Выбрать главу

С чувством увеличивающейся радости я смотрю в приближающееся море, где пролегает широкий древний путь кораблей...

Мы выходим в море, прощаемся с лоцманами, дружески пожимающими нам руки. Море светло и спокойно; бескрайним чудится горизонт; недвижные стоят дымки пароходов. Ночью проходим Ла-Манш, — в беззвучной черноте ночи видны огни Дувра; слева, едва различимый, открывается луч французского маяка. Справа и слева мерцают, плывут огоньки кораблей...

Долго стою на пустынной палубе, вслушиваясь в безмолвие ночи, вглядываясь в мерцание далеких огней. Потом спускаюсь в каюту, где уютно горит над столом лампа, лежит на столе тетрадь. Я записываю два-три слова и опять спешу наверх.

Засыпаю только под утро, а когда просыпаюсь, уже светло, дрожит, чуть покачивается пароход. И я выбегаю на палубу, гляжу в открывшийся океан. На пароходе по-походному чисто и прибрано. Привычно расхаживает по мостику вахтенный штурман; что-то высчитывает в рубке над картой, пошевеливая усами, старик капитан.

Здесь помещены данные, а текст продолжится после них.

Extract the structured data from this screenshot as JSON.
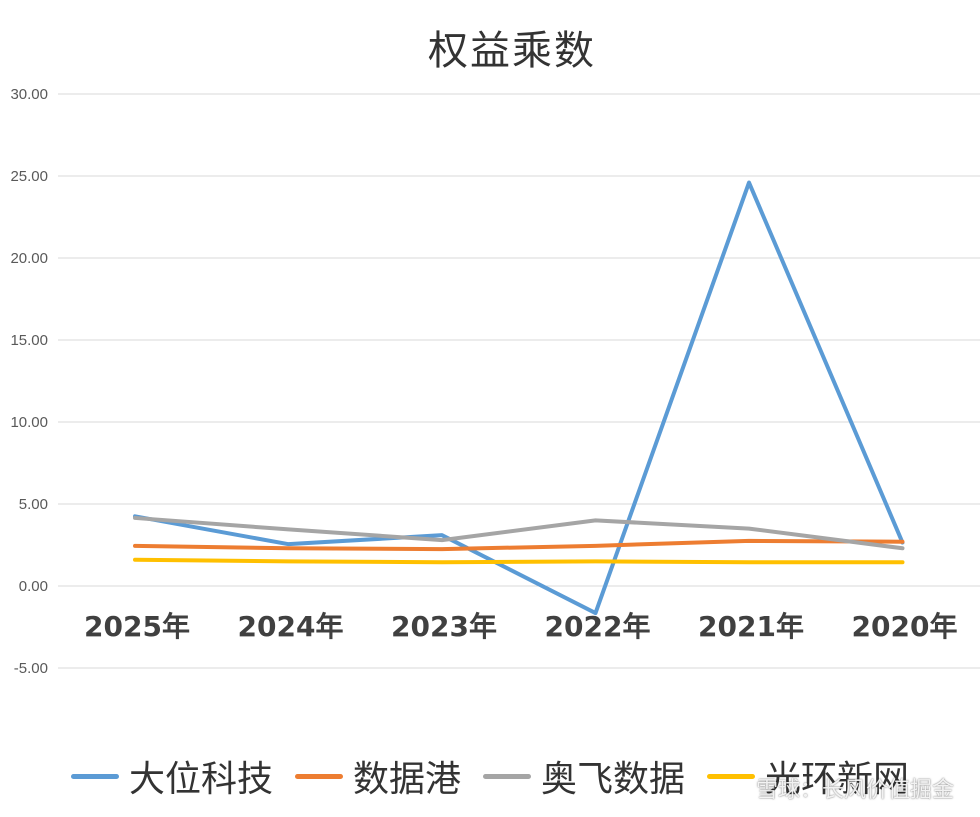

И мне живо вспоминается давнее — далекие «голубые дни» первых морских скитаний, когда полною романтических приключений казалась жизнь.

Капитан поднимает от карты, засыпанной крошками резинки, сухую седеющую голову, с удовольствием сообщает, что проходим французские острова «Каскетки», описанные Гюго, что теперь мы уже в океане, Я смотрю на разложенную карту, на тонкую, прочерченную карандашом линию, обозначающую новый курс...

Весь этот день океан необыкновенно спокоен, прозрачно белёс. Белые, розоватые на восходе солнца, скользят над кормою чайки, и с палубы видно, как поворачивают длинноклювые головы, высматривая добычу, как взмывают и падают, садятся на воду, высоко поднимая над спиной крылья... Быстроходный пассажирский пароход обгоняет нас, оставляя за собой длинный хвост дыма. Откуда и куда он идет?.. В Индию, в далекий Китай, в Австралию?

Радует и волнует, что здесь, в океане, я уже не первый раз, и опять вспоминается давнее, молодое: первый рейс на «Меркурии», лица и имена молодых друзей, давнишние чувства и впечатления... Но каким кажется все это далеким, как по-новому воспринимается жизнь!

Огромный старый корабль уже много видов видывал на своем веку. Он старчески вибрирует каждой своей стойкой, каждым листом бортового железа. Мне приятна старость видалого парохода. С удовольствием разгуливаю я по просторной железной палубе, отдыхаю в хромом, ветхом лонгшезе. Мала и скромна моя каютка, неудобен и мал откидной письменный столик, узка и жестка высокая койка, но и эти маленькие неудобства особенно здесь приятны: я счастлив тем, что вижу вновь океан, что так хорошо вспоминается прошлое. И с особенным удовольствием сажусь за раскрытую тетрадь…

ВТОРНИК

Начинает медленно, медленно «валять» настоящая океанская зыбь. Один брожу по пустой палубе, смотрю в наступающую ночь, на фосфоресцирующую пену, накатывающую под высоким форштевнем. На корабле тишина, безлюдье. Плотный, соленый ветер дует упруго, увлажняя лицо и руки, соленым воздухом наполняет легкие. Небо над океаном почти беззвездно. Тускло и призрачно светят топовые огни. Черный дым над трубой смешивается с чернотой ночи. Страшен, молчалив океан…

Долго стою на носу парохода и, перевесясь, гляжу вниз, в черную со вспыхивающими бледными искрами воду, чувствую, как живой дрожью вибрирует на ходу пароход. Иногда прохожу палубой, поднимаюсь на мостик в рубку, где лежит на столе карта, пахнет кожей и краской... После освещенной рубки еще черней и беззвездной кажется ночь... С вечера рядом идет неизвестный пароход, то отставая от нас, то опять нагоняя; в беззвучной бескрайной черноте океана едва видны его огни. Там, как и у нас, засунув руки в карманы, наверное ходит по мостику вахтенный штурман; перекладывая из руки в руку влажные рожки штурвала, стоит над компасом рулевой, и на его лицо снизу ложится бледный свет..

Спускаюсь в кают-компанию, где накурено, дымно, горит над столом белый матовый шар, ложечками звенят в стаканах сидящие за столом люди, ведут обычные разговоры... И опять выхожу на палубу, на морской ветер, в черную океанскую ночь…

СРЕДА

Бискайский залив, грозный Бискай, имя которого знакомо каждому моряку, — великое и страшное кладбище кораблей!